2. catalyst according to claim 1 is characterized in that, the content of described phosphorus additive is 0.5-5 weight %.

3. catalyst according to claim 1 is characterized in that, the content of molecular sieve is 10-70 weight %, and the content of manganese additive is 0.5-5 weight %.

4. catalyst according to claim 1 is characterized in that, described molecular screening one or more in macropore or mesopore zeolite.

5. catalyst according to claim 4, it is characterized in that, described molecular screening is from the overstable gamma zeolite of the y-type zeolite of y-type zeolite, phosphorous and/or rare earth, overstable gamma zeolite, phosphorous and/or rare earth, one or more in the zeolite with MFI structure of Beta zeolite, the zeolite with MFI structure, phosphorous and/or rare earth.

6. catalyst according to claim 1 is characterized in that this catalyst also contains a kind of host material.

7. catalyst according to claim 6 is characterized in that described host material is selected from one or more in aluminium oxide, silica, amorphous aluminum silicide, the clay.

8. catalyst according to claim 7 is characterized in that described clay refers to kaolin.

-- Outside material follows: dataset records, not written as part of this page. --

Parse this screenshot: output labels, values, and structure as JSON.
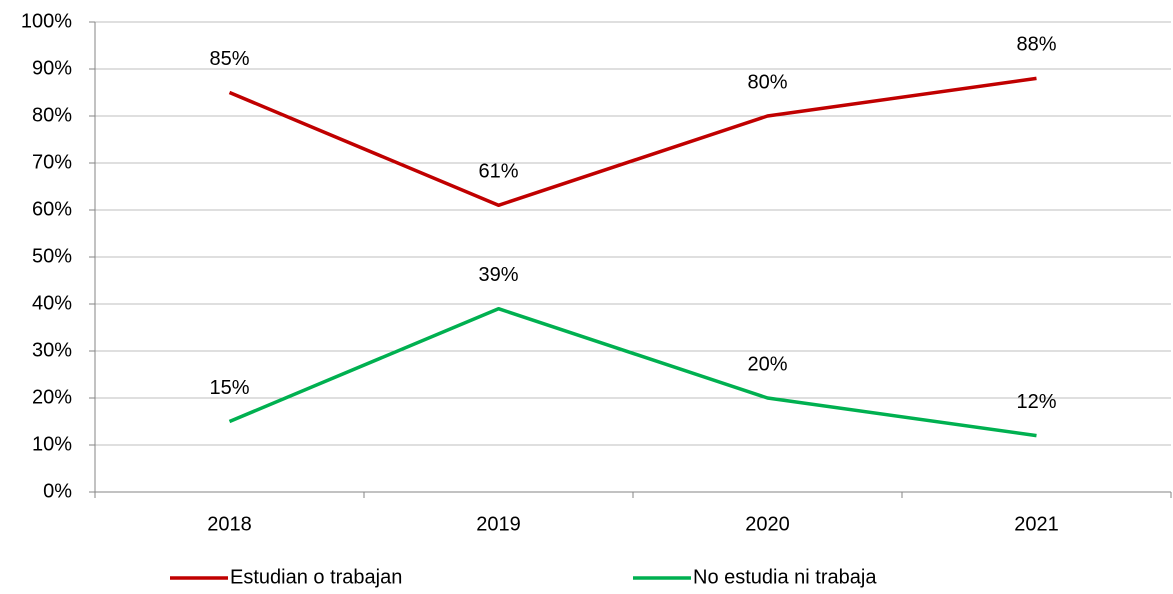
{
  "chart_data": {
    "type": "line",
    "categories": [
      "2018",
      "2019",
      "2020",
      "2021"
    ],
    "series": [
      {
        "name": "Estudian o trabajan",
        "color": "#c00000",
        "values": [
          85,
          61,
          80,
          88
        ],
        "value_labels": [
          "85%",
          "61%",
          "80%",
          "88%"
        ]
      },
      {
        "name": "No estudia ni trabaja",
        "color": "#00b050",
        "values": [
          15,
          39,
          20,
          12
        ],
        "value_labels": [
          "15%",
          "39%",
          "20%",
          "12%"
        ]
      }
    ],
    "ylim": [
      0,
      100
    ],
    "yticks": [
      {
        "value": 0,
        "label": "0%"
      },
      {
        "value": 10,
        "label": "10%"
      },
      {
        "value": 20,
        "label": "20%"
      },
      {
        "value": 30,
        "label": "30%"
      },
      {
        "value": 40,
        "label": "40%"
      },
      {
        "value": 50,
        "label": "50%"
      },
      {
        "value": 60,
        "label": "60%"
      },
      {
        "value": 70,
        "label": "70%"
      },
      {
        "value": 80,
        "label": "80%"
      },
      {
        "value": 90,
        "label": "90%"
      },
      {
        "value": 100,
        "label": "100%"
      }
    ],
    "grid": true,
    "legend": "bottom"
  }
}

9. Cracking catalyst that contains molecular sieve and manganese, this catalyst contains molecular sieve and manganese additive, it is characterized in that, this catalyst also contains phosphorus additive, this catalyst by comprise with manganese compound and phosphorus compound be incorporated in the molecular sieve, the method preparation of dry and roasting, the consumption of each component makes and contains molecular sieve 5-95 weight % in the final catalyst, in MnO, manganese additive is 0.1-10 weight %, with P ₂O ₅Meter, the content of phosphorus additive is 0.2-10 weight %, and to satisfy each constituent content sum of catalyst be 100 weight %, and dry temperature is a room temperature to 400 ℃, and the temperature of roasting is 400-700 ℃, and roasting time is 0.5-100 hour.

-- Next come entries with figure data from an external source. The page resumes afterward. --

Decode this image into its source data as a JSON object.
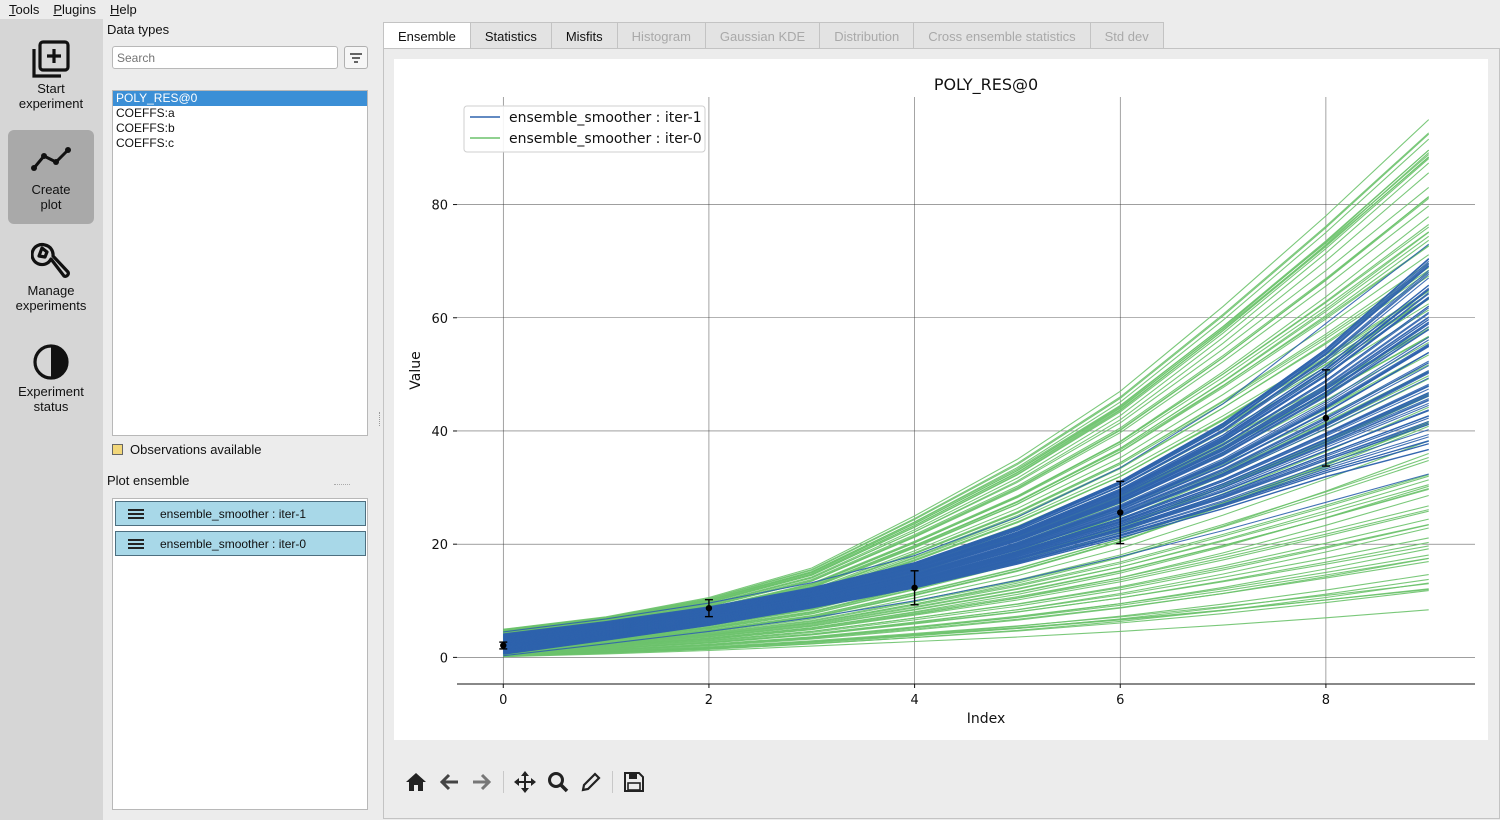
{
  "menu": {
    "items": [
      "Tools",
      "Plugins",
      "Help"
    ]
  },
  "nav": [
    {
      "label": "Start\nexperiment",
      "icon": "add-square-icon",
      "active": false
    },
    {
      "label": "Create\nplot",
      "icon": "line-chart-icon",
      "active": true
    },
    {
      "label": "Manage\nexperiments",
      "icon": "wrench-icon",
      "active": false
    },
    {
      "label": "Experiment\nstatus",
      "icon": "half-circle-icon",
      "active": false
    }
  ],
  "data_types": {
    "title": "Data types",
    "search_placeholder": "Search",
    "items": [
      "POLY_RES@0",
      "COEFFS:a",
      "COEFFS:b",
      "COEFFS:c"
    ],
    "selected": 0,
    "observations_label": "Observations available",
    "observations_color": "#f2d77a"
  },
  "plot_ensemble": {
    "title": "Plot ensemble",
    "items": [
      "ensemble_smoother : iter-1",
      "ensemble_smoother : iter-0"
    ]
  },
  "tabs": [
    {
      "label": "Ensemble",
      "state": "active"
    },
    {
      "label": "Statistics",
      "state": "enabled"
    },
    {
      "label": "Misfits",
      "state": "enabled"
    },
    {
      "label": "Histogram",
      "state": "disabled"
    },
    {
      "label": "Gaussian KDE",
      "state": "disabled"
    },
    {
      "label": "Distribution",
      "state": "disabled"
    },
    {
      "label": "Cross ensemble statistics",
      "state": "disabled"
    },
    {
      "label": "Std dev",
      "state": "disabled"
    }
  ],
  "toolbar": [
    "home-icon",
    "back-arrow-icon",
    "forward-arrow-icon",
    "pan-icon",
    "zoom-icon",
    "edit-icon",
    "save-icon"
  ],
  "chart_data": {
    "type": "line",
    "title": "POLY_RES@0",
    "xlabel": "Index",
    "ylabel": "Value",
    "xlim": [
      -0.45,
      9.45
    ],
    "ylim": [
      -4.7,
      99
    ],
    "xticks": [
      0,
      2,
      4,
      6,
      8
    ],
    "yticks": [
      0,
      20,
      40,
      60,
      80
    ],
    "grid": true,
    "legend_position": "top-left",
    "x": [
      0,
      1,
      2,
      3,
      4,
      5,
      6,
      7,
      8,
      9
    ],
    "series": [
      {
        "name": "ensemble_smoother : iter-1",
        "color": "#2f63ad",
        "ensemble_size": 100,
        "band_min": [
          0.5,
          3.0,
          5.6,
          8.7,
          12.2,
          16.4,
          21.0,
          26.1,
          31.7,
          36.4
        ],
        "band_max": [
          4.2,
          6.4,
          9.0,
          12.4,
          16.9,
          23.3,
          31.5,
          42.0,
          55.5,
          72.0
        ],
        "outlier_min": [
          0.3,
          2.4,
          4.6,
          7.0,
          10.0,
          13.6,
          17.8,
          22.4,
          27.4,
          32.4
        ],
        "outlier_max": [
          4.5,
          6.8,
          9.6,
          13.2,
          18.0,
          24.8,
          33.5,
          44.8,
          59.0,
          73.0
        ]
      },
      {
        "name": "ensemble_smoother : iter-0",
        "color": "#6cc26c",
        "ensemble_size": 100,
        "band_min": [
          0.1,
          0.6,
          1.2,
          2.0,
          2.8,
          3.6,
          4.6,
          5.7,
          7.0,
          8.4
        ],
        "band_max": [
          5.0,
          7.2,
          10.6,
          15.8,
          25.0,
          35.0,
          47.0,
          62.0,
          78.0,
          95.0
        ]
      }
    ],
    "observations": {
      "x": [
        0,
        2,
        4,
        6,
        8
      ],
      "y": [
        2.1,
        8.7,
        12.3,
        25.6,
        42.3
      ],
      "err": [
        0.6,
        1.5,
        3.0,
        5.5,
        8.5
      ],
      "color": "#000000"
    }
  }
}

10. catalyst according to claim 9, it is characterized in that, also contain host material in the described catalyst, this catalyst by comprise with manganese compound and phosphorus compound be incorporated in molecular sieve and the matrix, the method preparation of dry and roasting, the consumption of each component makes and contains molecular sieve 5-95 weight % in the final catalyst, in MnO, manganese additive is 0.1-10 weight %, with P ₂O ₅Meter, the content of phosphorus additive is 0.2-10 weight %, and host material is an aequum, and dry temperature is a room temperature to 400 ℃, and the temperature of roasting is 400-700 ℃, roasting time is 0.5-100 hour.

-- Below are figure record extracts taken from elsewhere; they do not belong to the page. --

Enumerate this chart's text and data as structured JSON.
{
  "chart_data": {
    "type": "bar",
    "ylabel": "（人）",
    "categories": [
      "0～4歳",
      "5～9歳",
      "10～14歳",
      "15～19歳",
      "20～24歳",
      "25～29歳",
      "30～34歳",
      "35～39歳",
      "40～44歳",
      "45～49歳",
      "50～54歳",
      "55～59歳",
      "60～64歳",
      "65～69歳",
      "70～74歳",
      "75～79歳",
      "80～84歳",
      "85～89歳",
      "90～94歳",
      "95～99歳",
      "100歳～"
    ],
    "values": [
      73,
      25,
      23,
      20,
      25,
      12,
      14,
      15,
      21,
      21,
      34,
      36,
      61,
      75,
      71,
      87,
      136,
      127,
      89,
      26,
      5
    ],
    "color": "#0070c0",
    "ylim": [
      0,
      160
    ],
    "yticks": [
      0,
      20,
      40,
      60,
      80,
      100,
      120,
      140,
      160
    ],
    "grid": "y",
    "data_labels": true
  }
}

According to claim 9 or 10 described catalyst, it is characterized in that 11, the temperature of described drying is 100-300 ℃, the temperature of roasting is 450-650 ℃, and roasting time is 0.5-10 hour.

12, catalyst according to claim 10 is characterized in that, described host material is selected from one or more in aluminium oxide, silica, amorphous aluminum silicide, the clay.

13. catalyst according to claim 12 is characterized in that, described clay refers to kaolin.